In the rats that consumed both alcohol and cocaine, blocking the exact same brain circuit failed to stop their drug seeking behavior. These animals continued to press the lever at high rates when exposed to the cocaine-related cues. This suggests that the combination of alcohol and cocaine shifted the control of relapse behaviors to a completely different, currently unidentified brain network.
To verify that their biological tools were working properly, the researchers examined the animals’ brain tissue under a microscope. They looked for the presence of a specific protein that naturally builds up inside brain cells when those cells are highly active. By measuring the levels of this protein, the scientists confirmed that their chemical injection successfully quieted the targeted brain cells in both groups of animals.
During this tissue analysis, the researchers also looked at the basolateral amygdala, an almond shaped structure deep in the brain linked to processing emotions and environmental cues. They found that animals with a history of alcohol use showed heightened cellular activity in this emotional center during the relapse test. This provides evidence that chronic alcohol consumption tends to make certain brain areas more sensitive to triggers associated with other addictive substances.
In a separate experiment, the scientists tried artificially stimulating the pathway connecting the decision center to the reward center rather than blocking it.
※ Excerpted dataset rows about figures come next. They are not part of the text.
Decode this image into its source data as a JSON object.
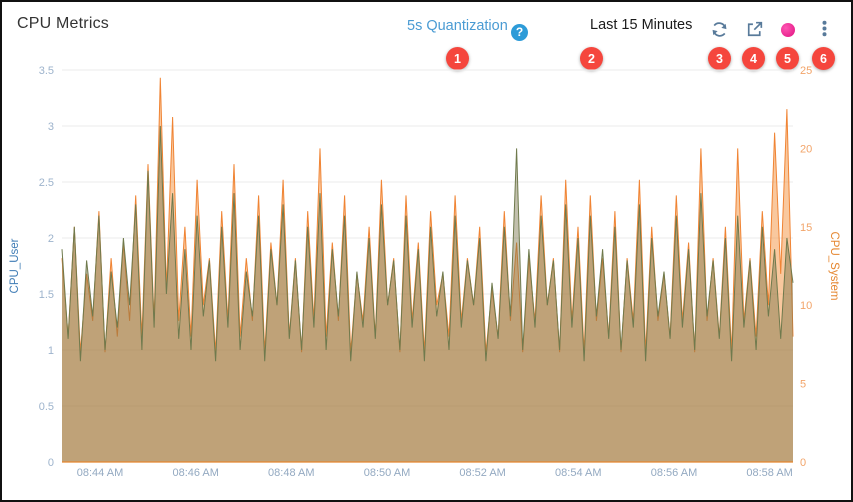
{
  "header": {
    "title": "CPU Metrics",
    "quantization_label": "5s Quantization",
    "help_icon_glyph": "?",
    "time_range": "Last 15 Minutes"
  },
  "toolbar_icons": [
    "refresh-icon",
    "export-icon",
    "live-stream-dot",
    "kebab-menu-icon"
  ],
  "callouts": [
    "1",
    "2",
    "3",
    "4",
    "5",
    "6"
  ],
  "colors": {
    "callout_red": "#f5463d",
    "live_dot_magenta": "#e6148a",
    "quantization_blue": "#4a9bd3",
    "help_icon_blue": "#2d9bd8",
    "toolbar_icon_slate": "#587a9a",
    "left_axis_blue": "#3f7cb5",
    "right_axis_orange": "#e5862f"
  },
  "chart_data": {
    "type": "area",
    "title": "CPU Metrics",
    "grid": true,
    "x_axis": {
      "labels": [
        "08:44 AM",
        "08:46 AM",
        "08:48 AM",
        "08:50 AM",
        "08:52 AM",
        "08:54 AM",
        "08:56 AM",
        "08:58 AM"
      ],
      "first_label_fraction": 0.052,
      "last_label_fraction": 0.968
    },
    "y_left": {
      "label": "CPU_User",
      "min": 0,
      "max": 3.5,
      "ticks": [
        "0",
        "0.5",
        "1",
        "1.5",
        "2",
        "2.5",
        "3",
        "3.5"
      ],
      "color": "#3f7cb5"
    },
    "y_right": {
      "label": "CPU_System",
      "min": 0,
      "max": 25,
      "ticks": [
        "0",
        "5",
        "10",
        "15",
        "20",
        "25"
      ],
      "color": "#e5862f"
    },
    "series": [
      {
        "name": "CPU_System",
        "axis": "right",
        "stroke": "#f08434",
        "fill": "rgba(244,146,62,0.5)",
        "values": [
          13,
          8,
          15,
          7,
          12,
          9,
          16,
          7,
          13,
          8,
          14,
          9,
          17,
          8,
          19,
          9,
          24.5,
          11,
          22,
          9,
          15,
          8,
          18,
          10,
          13,
          7,
          16,
          9,
          19,
          8,
          13,
          9,
          17,
          7,
          14,
          10,
          18,
          8,
          13,
          7,
          16,
          9,
          20,
          8,
          14,
          9,
          17,
          7,
          12,
          9,
          15,
          8,
          18,
          10,
          13,
          7,
          17,
          9,
          14,
          7,
          16,
          10,
          12,
          8,
          17,
          9,
          13,
          10,
          15,
          7,
          11,
          8,
          16,
          9,
          14,
          7,
          13,
          9,
          17,
          10,
          13,
          7,
          18,
          9,
          15,
          7,
          17,
          9,
          13,
          8,
          16,
          7,
          13,
          9,
          18,
          7,
          15,
          9,
          12,
          8,
          17,
          9,
          14,
          7,
          20,
          9,
          13,
          8,
          15,
          7,
          20,
          9,
          13,
          8,
          16,
          10,
          21,
          12,
          22.5,
          8
        ]
      },
      {
        "name": "CPU_User",
        "axis": "left",
        "stroke": "#6f7a4d",
        "fill": "rgba(120,116,74,0.45)",
        "values": [
          1.9,
          1.1,
          2.1,
          0.9,
          1.8,
          1.3,
          2.2,
          1.0,
          1.7,
          1.2,
          2.0,
          1.4,
          2.3,
          1.0,
          2.6,
          1.2,
          3.0,
          1.5,
          2.4,
          1.1,
          1.9,
          1.0,
          2.2,
          1.3,
          1.8,
          0.9,
          2.1,
          1.2,
          2.4,
          1.0,
          1.7,
          1.3,
          2.2,
          0.9,
          1.9,
          1.4,
          2.3,
          1.1,
          1.8,
          1.0,
          2.1,
          1.2,
          2.4,
          1.0,
          1.9,
          1.3,
          2.2,
          0.9,
          1.7,
          1.2,
          2.0,
          1.1,
          2.3,
          1.4,
          1.8,
          1.0,
          2.2,
          1.2,
          1.9,
          0.9,
          2.1,
          1.3,
          1.7,
          1.0,
          2.2,
          1.2,
          1.8,
          1.4,
          2.0,
          0.9,
          1.6,
          1.1,
          2.1,
          1.3,
          2.8,
          1.0,
          1.9,
          1.2,
          2.2,
          1.4,
          1.8,
          1.0,
          2.3,
          1.2,
          2.0,
          0.9,
          2.2,
          1.3,
          1.9,
          1.1,
          2.1,
          1.0,
          1.8,
          1.2,
          2.3,
          0.9,
          2.0,
          1.3,
          1.7,
          1.1,
          2.2,
          1.2,
          1.9,
          1.0,
          2.4,
          1.3,
          1.8,
          1.1,
          2.0,
          0.9,
          2.2,
          1.2,
          1.8,
          1.0,
          2.1,
          1.3,
          1.9,
          1.1,
          2.0,
          1.6
        ]
      }
    ]
  }
}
They wanted to see if boosting the communication between these brain regions would increase the intensity of drug seeking behaviors. To do this, they used a different version of the chemogenetic tools designed to excite the neurons rather than silence them.
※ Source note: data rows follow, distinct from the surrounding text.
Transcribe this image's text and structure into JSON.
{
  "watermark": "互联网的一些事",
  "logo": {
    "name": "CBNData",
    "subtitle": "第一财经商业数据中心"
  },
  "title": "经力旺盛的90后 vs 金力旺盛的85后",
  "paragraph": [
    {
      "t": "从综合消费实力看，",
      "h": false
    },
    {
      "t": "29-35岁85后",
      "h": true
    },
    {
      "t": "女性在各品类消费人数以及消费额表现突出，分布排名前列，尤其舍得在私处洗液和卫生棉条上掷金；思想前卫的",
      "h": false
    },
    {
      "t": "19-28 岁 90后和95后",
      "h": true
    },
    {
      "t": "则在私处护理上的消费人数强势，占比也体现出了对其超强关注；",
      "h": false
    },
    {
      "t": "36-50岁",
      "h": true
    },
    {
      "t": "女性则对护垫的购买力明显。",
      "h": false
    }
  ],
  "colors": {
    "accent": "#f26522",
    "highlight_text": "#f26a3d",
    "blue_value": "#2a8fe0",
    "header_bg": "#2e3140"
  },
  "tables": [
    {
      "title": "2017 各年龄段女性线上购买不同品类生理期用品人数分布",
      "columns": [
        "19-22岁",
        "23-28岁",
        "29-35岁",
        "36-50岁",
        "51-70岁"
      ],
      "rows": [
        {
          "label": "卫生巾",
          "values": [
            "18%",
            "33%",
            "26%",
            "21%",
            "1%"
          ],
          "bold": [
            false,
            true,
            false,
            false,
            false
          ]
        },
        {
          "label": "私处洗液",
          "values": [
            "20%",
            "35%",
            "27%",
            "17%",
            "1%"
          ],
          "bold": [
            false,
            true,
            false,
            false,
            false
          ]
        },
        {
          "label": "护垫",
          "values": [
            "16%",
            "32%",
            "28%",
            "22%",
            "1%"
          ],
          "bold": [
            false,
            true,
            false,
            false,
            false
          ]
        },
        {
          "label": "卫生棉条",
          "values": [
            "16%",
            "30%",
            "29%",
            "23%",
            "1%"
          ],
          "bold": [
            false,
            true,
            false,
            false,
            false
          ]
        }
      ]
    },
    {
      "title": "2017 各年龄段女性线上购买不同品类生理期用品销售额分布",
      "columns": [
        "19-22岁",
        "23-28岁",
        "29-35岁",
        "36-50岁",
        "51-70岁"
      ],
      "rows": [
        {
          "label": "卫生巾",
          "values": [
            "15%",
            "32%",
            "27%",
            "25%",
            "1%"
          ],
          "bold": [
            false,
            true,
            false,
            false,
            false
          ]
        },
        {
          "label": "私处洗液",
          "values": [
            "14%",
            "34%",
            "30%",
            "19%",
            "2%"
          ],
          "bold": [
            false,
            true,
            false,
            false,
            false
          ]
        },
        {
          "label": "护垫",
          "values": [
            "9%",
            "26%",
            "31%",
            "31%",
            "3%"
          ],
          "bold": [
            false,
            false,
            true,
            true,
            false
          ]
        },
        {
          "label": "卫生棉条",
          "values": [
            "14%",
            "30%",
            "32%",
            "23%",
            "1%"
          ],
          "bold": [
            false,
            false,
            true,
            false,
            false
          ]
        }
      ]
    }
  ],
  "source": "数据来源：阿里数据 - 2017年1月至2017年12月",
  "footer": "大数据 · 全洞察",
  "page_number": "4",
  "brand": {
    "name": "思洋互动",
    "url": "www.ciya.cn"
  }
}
The researchers found that stimulating this brain circuit did not increase lever pressing or overall physical movement in either the single-drug or the multiple-drug group. The animals pursued the drug cues at the same rate regardless of whether the brain pathway was artificially stimulated.
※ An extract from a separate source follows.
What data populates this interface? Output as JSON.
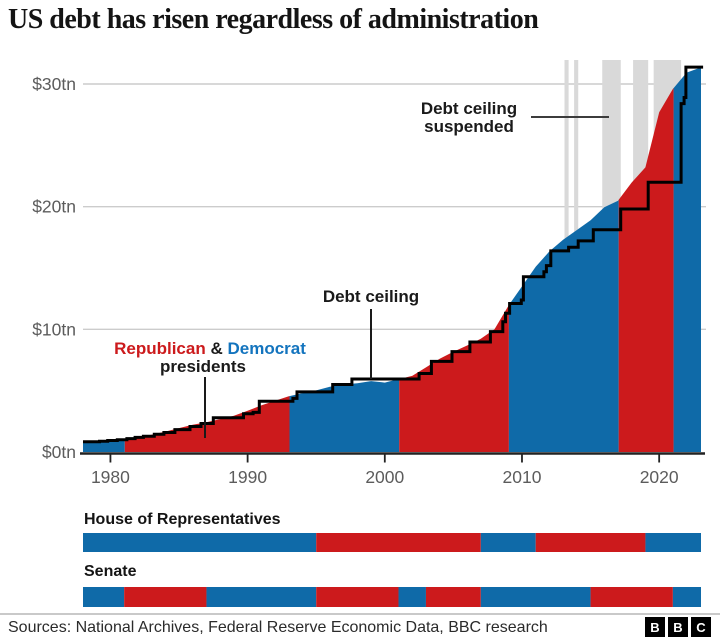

“We were surprised that while we could suppress relapse to cocaine seeking by inhibiting the brain pathway from the prefrontal cortex to the nucleus accumbens, stimulating the same pathway did not increase relapse further,” Knackstedt told PsyPost. “This implies that there is a ceiling for the ability of this pathway to control relapse.”
While the study provides helpful new insights, there are a few potential limitations and misinterpretations to consider. The specific timing of the substance use in this model only represents one way humans consume these drugs.
“This study assessed only one pattern of cocaine-alcohol polysubstance use, one where cocaine is taken first and alcohol second,” Knackstedt explained. “Humans also engage in simultaneous cocaine-alcohol use, which may produce different effects on the brain.”
Additionally, the exact mechanisms behind the increased activity in other brain regions remain unexplored. Future studies will need to identify exactly which new brain pathways take over the relapse process when alcohol and cocaine are combined.
Moving forward, Knackstedt and her team plan to “continue to assess neurobiological changes in response to cocaine-alcohol polysubstance use in efforts to find medications to reduce cocaine use in this condition.” Ultimately, the main takeaway for the average person is “that polysubstance use, the use of more than one addictive drug within a period of time, can change the brain in unique ways,” Knackstedt noted.
The study, “The role of the prelimbic cortex to nucleus accumbens core projection in the reinstatement of cocaine-seeking after cocaine-alcohol polysubstance use,” was authored by Javier R. Mesa, Sydney Y. Dick, Kassandra Greenan, Lizhen Wu, and Lori A. Knackstedt.